Un alone di mistero circonda la lastra con la raffigurazione di due pavoncelle dal Museo Archeologico Atestino, dove è esposta accanto ad un’altra lastra altomedievale, proveniente da Medaglino San Fidenzio, anch’essa restaurata nell’ambito di Restituzioni e recentemente oggetto di importanti studi. Diversamente da quest’ultima, per la lastra con le pavoncelle, il pessimo stato di conservazione e l’assenza di notizie certe in merito alla provenienza originaria o alle collocazioni antecedenti quella attuale, rendono difficile sia una datazione che un’attribuzione dell’oggetto ad un preciso ambito culturale.
Per ricostruirne il passato, soccorre solo una generica annotazione collocabile tra il 1910 e il 1921 che la dice proveniente dalla chiesa di Anguillara Veneta (Padova), per la quale la lastra è stata usata come prova dell’esistenza di un edificio di culto antecedente alla più antica testimonianza documentaria di una ecclesia nella zona (XI secolo). In mancanza di riscontri archeologici o di ulteriori notizie sul rinvenimento, considerando la rarità di fonti documentarie antecedenti il IX secolo, solo alcune considerazioni stilistiche sul modo in cui sono scolpite le pavoncelle suggeriscono di accettare la provenienza anguillarese, contro l’affermazione di Barzon che nel 1955 scrisse «[…] stava infisso nella chiesta di Anguillara. Poiché questa chiesa è di tarda età e in quel luogo, prima del 1000, non esisteva nessuna chiesa o cappella, il relitto si trovava colà perché importato posteriormente».

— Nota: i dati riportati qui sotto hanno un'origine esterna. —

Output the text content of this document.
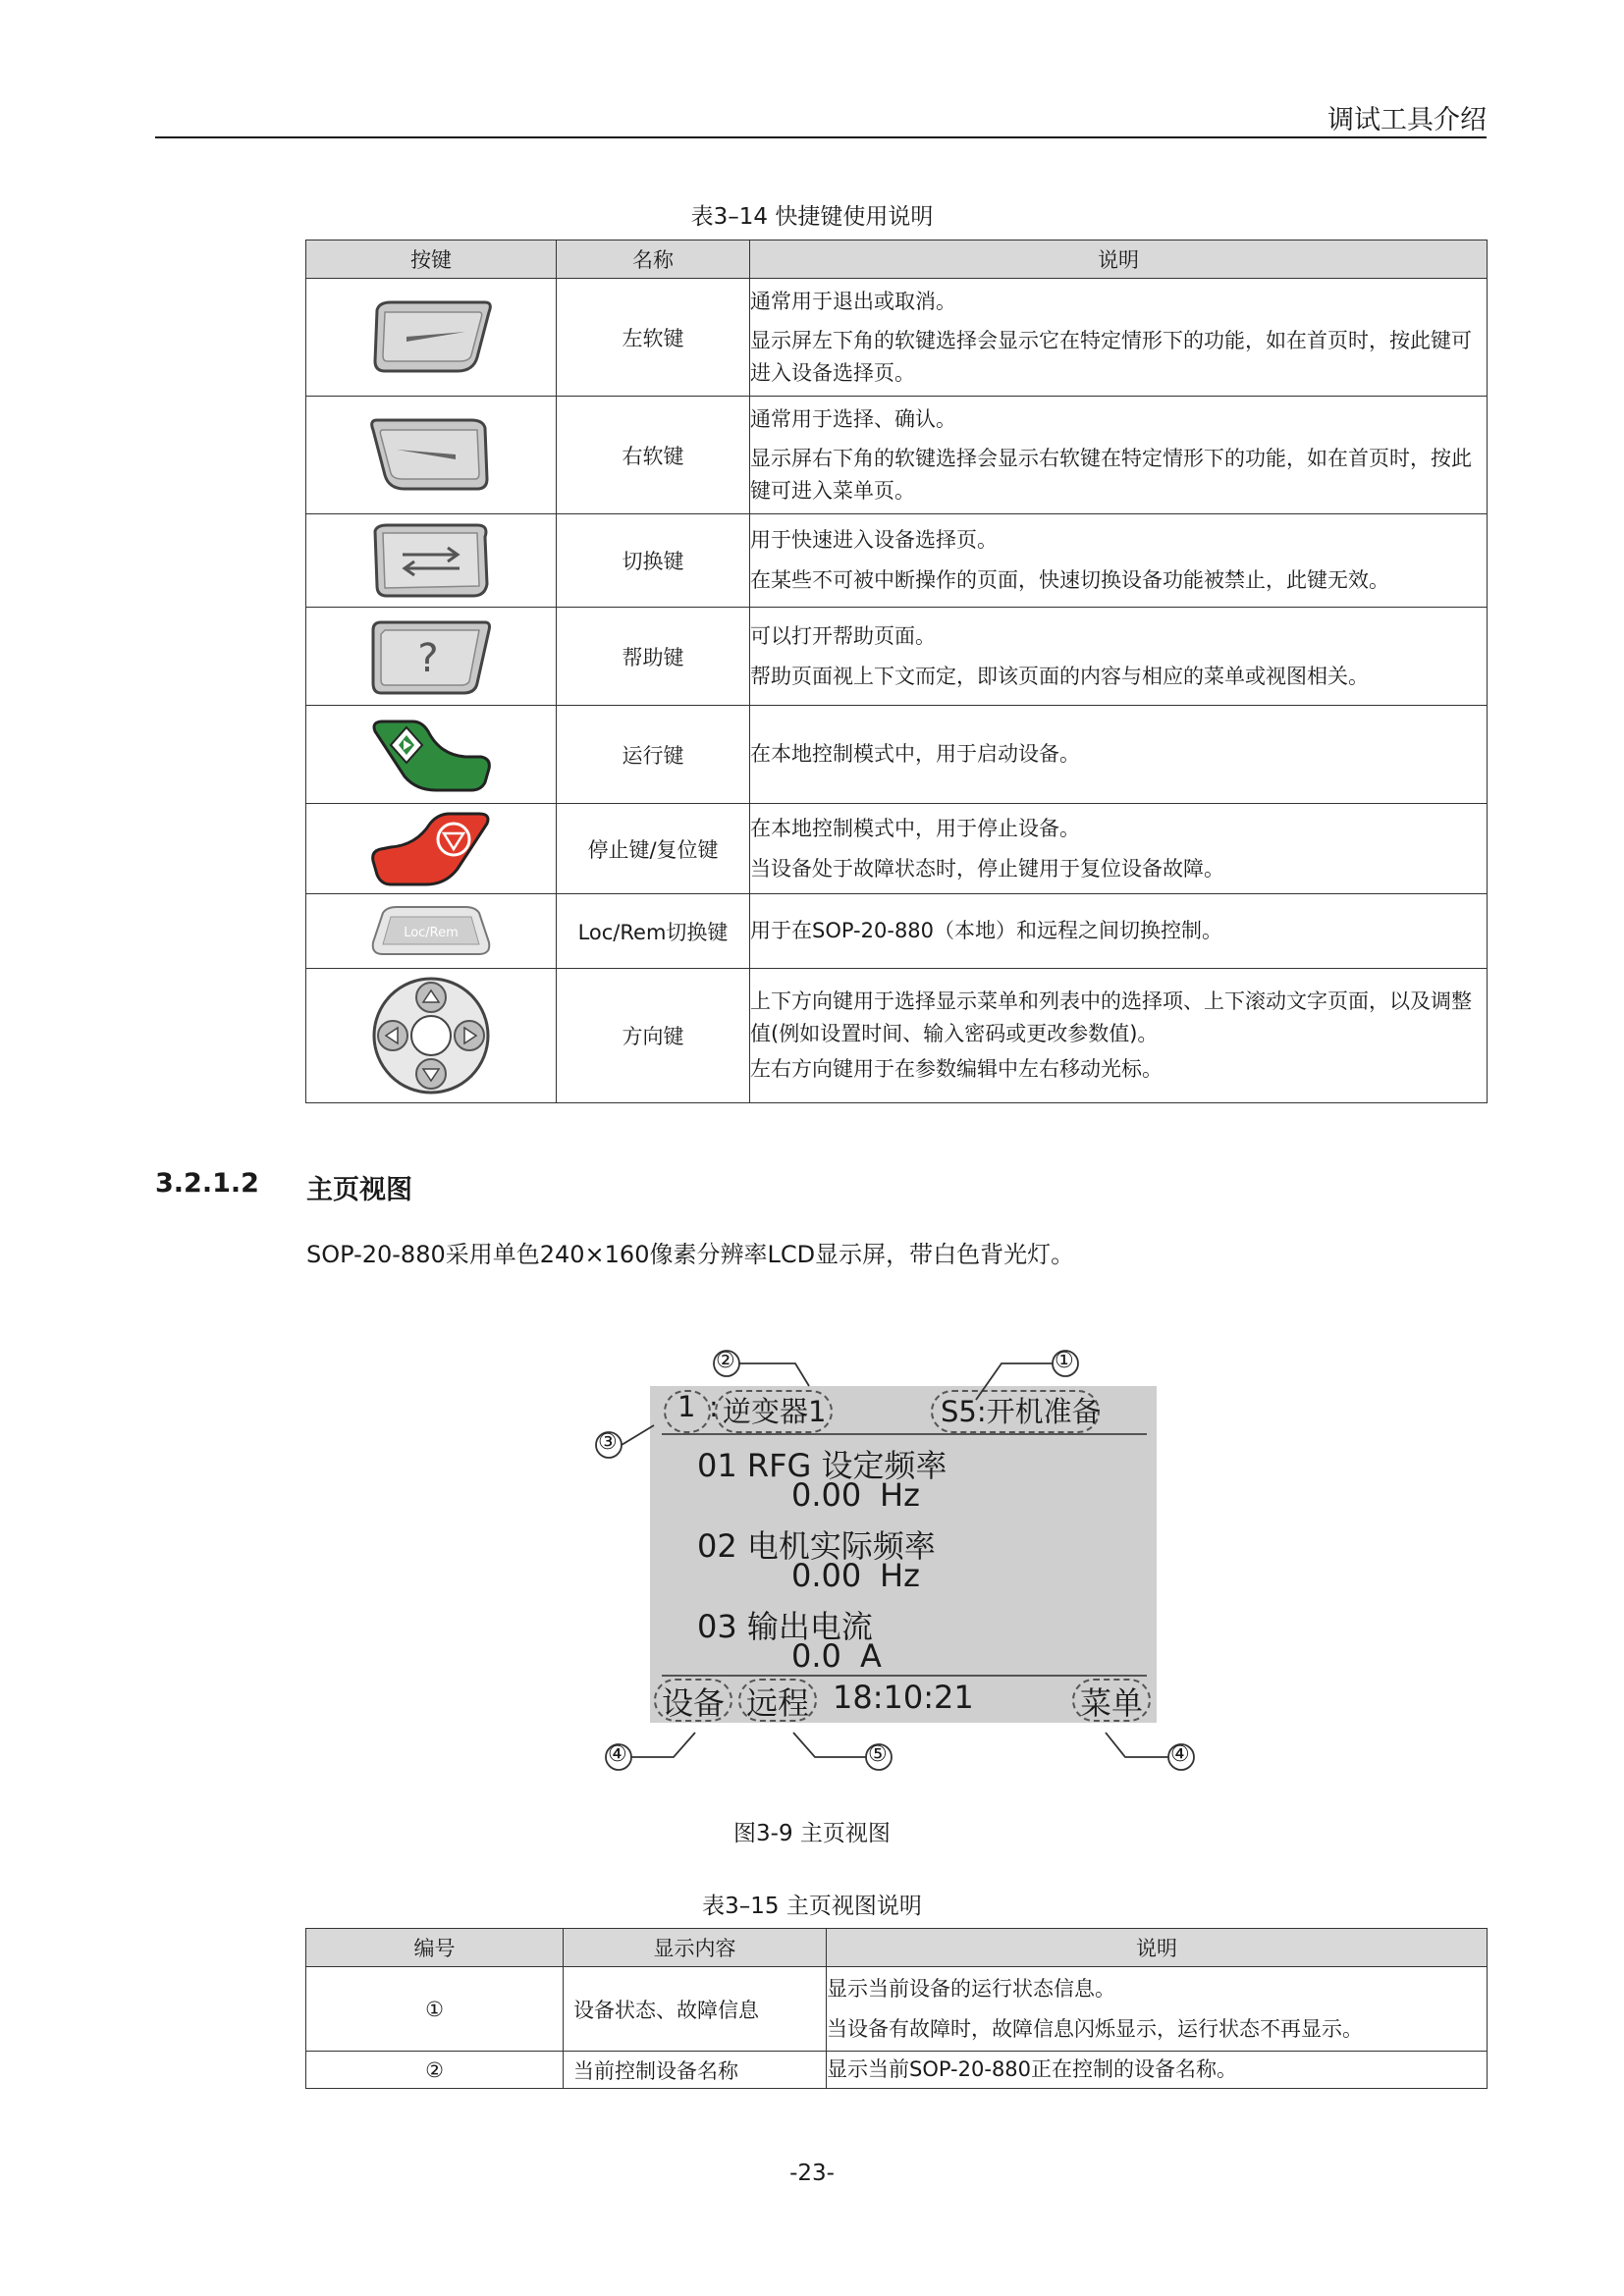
调试工具介绍
表3–14 快捷键使用说明
按键	名称	说明

	左软键	通常用于退出或取消。

显示屏左下角的软键选择会显示它在特定情形下的功能，如在首页时，按此键可进入设备选择页。

	右软键	通常用于选择、确认。

显示屏右下角的软键选择会显示右软键在特定情形下的功能，如在首页时，按此键可进入菜单页。

	切换键	用于快速进入设备选择页。

在某些不可被中断操作的页面，快速切换设备功能被禁止，此键无效。

?	帮助键	可以打开帮助页面。

帮助页面视上下文而定，即该页面的内容与相应的菜单或视图相关。

	运行键	在本地控制模式中，用于启动设备。

	停止键/复位键	在本地控制模式中，用于停止设备。

当设备处于故障状态时，停止键用于复位设备故障。

Loc/Rem	Loc/Rem切换键	用于在SOP-20-880（本地）和远程之间切换控制。

	方向键	上下方向键用于选择显示菜单和列表中的选择项、上下滚动文字页面，以及调整值(例如设置时间、输入密码或更改参数值)。

左右方向键用于在参数编辑中左右移动光标。

3.2.1.2 主页视图
SOP-20-880采用单色240×160像素分辨率LCD显示屏，带白色背光灯。
1 : 逆变器1	S5:开机准备
01 RFG 设定频率
0.00 Hz
02 电机实际频率
0.00 Hz
03 输出电流
0.0 A
设备 远程 18:10:21	菜单
①
②
③
④	⑤	④
图3-9 主页视图
表3–15 主页视图说明
编号	显示内容	说明
①	设备状态、故障信息	显示当前设备的运行状态信息。

当设备有故障时，故障信息闪烁显示，运行状态不再显示。

②	当前控制设备名称	显示当前SOP-20-880正在控制的设备名称。

-23-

Nonostante le cattive condizioni, è ancora possibile leggere il disegno scolpito: due pavoncelle affrontate tra le quali un piccolo della specie, appena riconoscibile, becca un fiore di loto. La scena, completata da un fiore a quattro petali e da un altro a sei, si svolge nel registro principale, delimitato da due liste parallele e racchiuso da due cornici vegetali con motivo a tralcio continuo. Questi elementi si prestano a considerazioni divergenti: mentre gli elementi decorativi della cornice sono ampiamente attestati dal VII al IX secolo e non sono utili per una datazione più precisa del reperto, gli uccelli scolpiti non trovano confronti con alcun esempio noto della scultura altomedievale. Non si tratta dei pavoni dalla coda ampia e stondata che sono un tema ricorrente, attestato sia nei rilievi scolpiti paleocristiani che negli esemplari longobardi da Cividale del Friuli, Brescia e Pavia, ma di uccelli delle paludi. La mancanza di simmetria e la necessità di riempire i vuoti avvicinano la lastra all’età longobarda, mentre l’alta qualità del rilievo suggeriscono di anticiparne la datazione agli inizi dell’VIII secolo, pur con molta cautela.
L’intervento di pulitura, difficoltoso per l’azione corrosiva dei depositi, è consistito nella rimozione degli strati di deposito a bisturi, nella desalinizzazione del materiale litico con impacchi di polpa di carta in acqua demineralizzata, nella rimozione dei sigilli in malta di calce dagli incavi ricavati per i ganci con cui l’opera fu spostata e insediata. Durante il restauro, completato con la stuccatura dei due incavi, la lastra è stata sottoposta ad analisi petrografica ed è stato possibile identificare la provenienza vicentina della pietra.